Oya tadi aku di atas bicara kalau hanya sebagian besar murid saja
yang mengikuti kegiatan ini. Tahu kenapa? *Gak tau? Mau ku kasih tau gak?
Gak mau? Ya sudah*. Jadi gini, karena acara yang satu ini, bertabrakan
dengan salah satu kegiatan sekolah juga. *sindir kegiatan ini yang
berinisialkan “OSN”*. Jadi tidak semua murid kelas 10 tidak dapat
mengikuti kegiatan ini (Mahabhakti). Padahal kan mahabhakti merupakan salah
satu kegiatan pramuka yang hukumnya wajib untuk diikuti oleh semua murid kelas
10. Tapi apa daya tangan tak sampai memeluk gunung. Bagi teman-teman yang sudah
tersaring untuk mengikuti OSN tidak dapat berpaling dari OSN itu. Sebenarnya
aku sudah kembung dengan cerita hal yang bersangkut paut dengan OSN ini. Tapi
bagaimana, dengan adanya hal itu anggota di sangga saya berkurang dua manusia.
Jadilah kita berlima berjuang dan melewati empat hari dan menikmati malam di
tenda itu dengan beranggotakan lima wanita saja.
Sebelumnya aku akan memperkenalkan anggota sanggaku yang
sesungguhnya. Pada awalnya kita bertujuh, dengan personil Nisa,
Karlina, Linda, Lika, Norma, aku sendiri (Nurul), dan Ries. Dan sebelum jatuh
tepat pada hari kita melaksanakan Mahabhakti dua orang lengser karena terjaring
dalam OSN. Manusia-manusia itu bernama Nisa dan Linda. Oke tak apalah hanya dua
orang yang menghilang dengan sebab yang jelas itu. Dengan berkurangnya anggota
sanggaku itu, pada awalnya aku berpikiran dan membayangkan aku tidak bisa
melewati hari-hari ketika kemah dengan baik. Ketika tekhnikal meeting kedua
badanku terasa seperti berdampingan dengan tungku api yang merebus
kedelai-kedelai calon tempe. Setelah meeting itu selesai,
semua orang hilang seketika. Kecuali aku yang duduk sendirian di bagian
belakang kelas sembari merundukkan badan dan kepalaku yang terasa seperti
tertindih tumpukan buku PR yang sangat banyak. Aku memikirkan sesuatu waktu
itu, sampai-sampai ada salah seorang berpostur badan tinggi, dan menggunakan
tas hitam yang melekat pada badannya lalu menghampiri aku. Dia adalah kakak
kelas. Dia sekarang kelas 11 dan masuk dijurusan 11 ipa 3. “Dek, kamu
kenapa? Sakit po?”. Pertanyaan itu tidakku gagas sama sekali, “Dek?
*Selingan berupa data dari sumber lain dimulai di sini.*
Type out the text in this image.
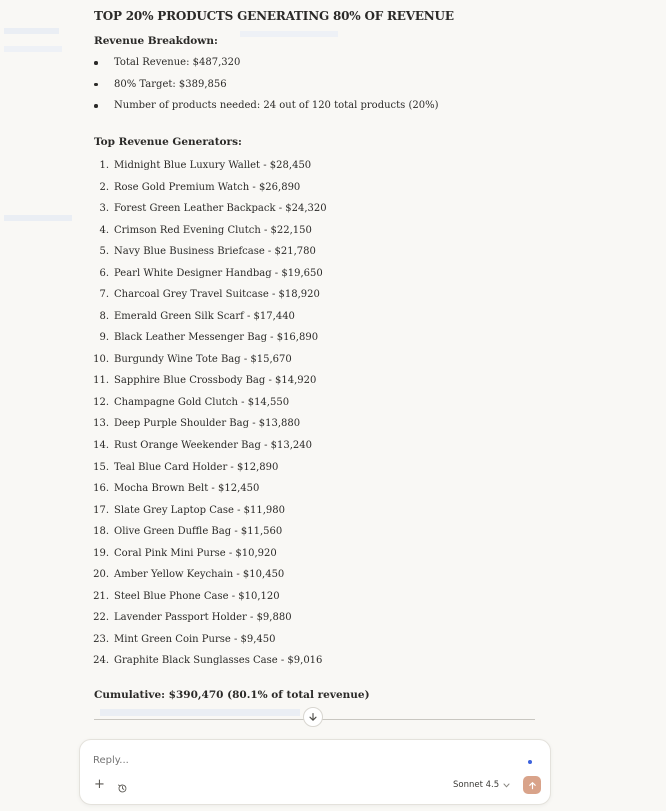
TOP 20% PRODUCTS GENERATING 80% OF REVENUE
Revenue Breakdown:
Total Revenue: $487,320
80% Target: $389,856
Number of products needed: 24 out of 120 total products (20%)
Top Revenue Generators:
1. Midnight Blue Luxury Wallet - $28,450
2. Rose Gold Premium Watch - $26,890
3. Forest Green Leather Backpack - $24,320
4. Crimson Red Evening Clutch - $22,150
5. Navy Blue Business Briefcase - $21,780
6. Pearl White Designer Handbag - $19,650
7. Charcoal Grey Travel Suitcase - $18,920
8. Emerald Green Silk Scarf - $17,440
9. Black Leather Messenger Bag - $16,890
10. Burgundy Wine Tote Bag - $15,670
11. Sapphire Blue Crossbody Bag - $14,920
12. Champagne Gold Clutch - $14,550
13. Deep Purple Shoulder Bag - $13,880
14. Rust Orange Weekender Bag - $13,240
15. Teal Blue Card Holder - $12,890
16. Mocha Brown Belt - $12,450
17. Slate Grey Laptop Case - $11,980
18. Olive Green Duffle Bag - $11,560
19. Coral Pink Mini Purse - $10,920
20. Amber Yellow Keychain - $10,450
21. Steel Blue Phone Case - $10,120
22. Lavender Passport Holder - $9,880
23. Mint Green Coin Purse - $9,450
24. Graphite Black Sunglasses Case - $9,016
Cumulative: $390,470 (80.1% of total revenue)
Reply...
+	Sonnet 4.5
Ayolah dek, kamu pasti bisa menjalani Mahabhakti, walaupun cuma lima orang
aja”. Ya, dia sudah paham akan masalah yang merundungku pada saat itu,
karena aku kerap kali bertukar pikiran dengan dia. Aku pun perlahan-perlahan
menegakkan badan, dan mulai memperhatikan suara yang telah melintas di
telingaku itu. “Emmmh, gimana ya? Kok aku ketoke gak bersemangat buat
ikut kemah kali ini ya?”. “Masa dengan masalah kaya gini aja, kamu
udah lemes kaya gini dek? Kamu gak malu po sama temen-temenmu yang lain? Nurul
kan udah gede. Pasti kamu bisa ngehadepin hal sepele kaya gini dek! Ni ya
kukasih tau, ada satu sangga yang cuma empat orang lho dek. Mereka malah bisa
lebih semangat daripada kamu. Kamu mending punya anggota lima orang”. Suara-suara
itu terus terngiang dan terus melintas di otak dan telingaku. Aku pun merasa
tiba-tiba ada energi positif yang merasuki tubuh yang tak berdaya ini dan
kekurangan semangat ini. “Bener juga sih, ya aku coba buat kembali
semangat lagi kak”. Dengan masih ketidak percayaan dengan kata-kata
dia bahwa ada sangga yang beranggotakan empat orang itu. Sedikit malu-malu, aku
bertanya lagi dan untuk mempertegas kenyataan itu. “Kak beneran ada
yang empat orang doang?” “Iya dek, kakak gak bohong”. Lalu kucoba
untuk tersenyum kembali atas jawaban yang telah diucapkan dia. “Nah,
dari tadi gitu lho senyum. Kan jadi enak dilihatnya”. Dasar kak Vinna,
sukanya seperti itu. Yup, nama dia adalah kak Vinna.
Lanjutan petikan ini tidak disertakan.